The Australian Competition and Consumer Commission (ACCC) alleges Google was able to collect location information about a user, even when ‘Location History’ was switched off.

The ACCC says ‘Web & App Activity’ also need to be switched off for Google to not track a consumer’s whereabouts.

“Google has collected, kept and used highly sensitive and valuable personal information about consumers’ location without them making an informed choice,” ACCC Chair Rod Sims said.

The ACCC has formally instituted proceeding in the Federal Court against both Google LLC and Google Australia.

The consumer watchdog alleges that from January 2017 until late 2018, it was misleading of Google to not disclose to consumers that both settings had to be off if users did not want their personal data tracked and kept.

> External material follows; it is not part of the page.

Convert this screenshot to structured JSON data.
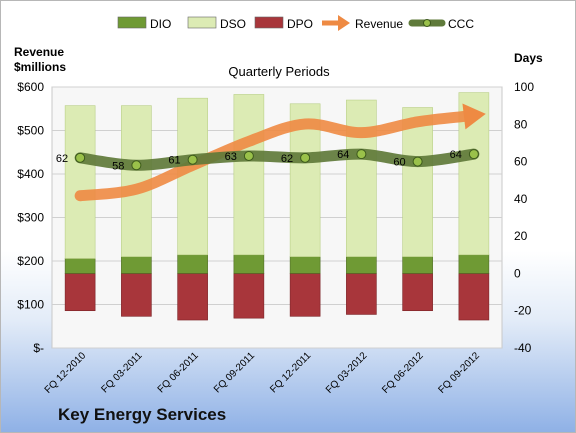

“Our case is that consumers would have understood as a result of this conduct that by switching off their ‘Location History’ setting, Google would stop collecting their location data, plain and simple,” Mr Sims said.

“We allege that Google misled consumers by staying silent about the fact that another setting also had to be switched off.

“Many consumers make a conscious decision to turn off settings to stop the collection of their location data, but we allege that Google’s conduct may have prevented consumers from making that choice.”

Further, the ACCC alleges that during mid to late 2018, Google told users that the only way to stop their information being collected and kept was to stop using Google services such as Search and Maps, when in fact all user had to do was turn off both ‘Location History’ and Web & Activity’ settings.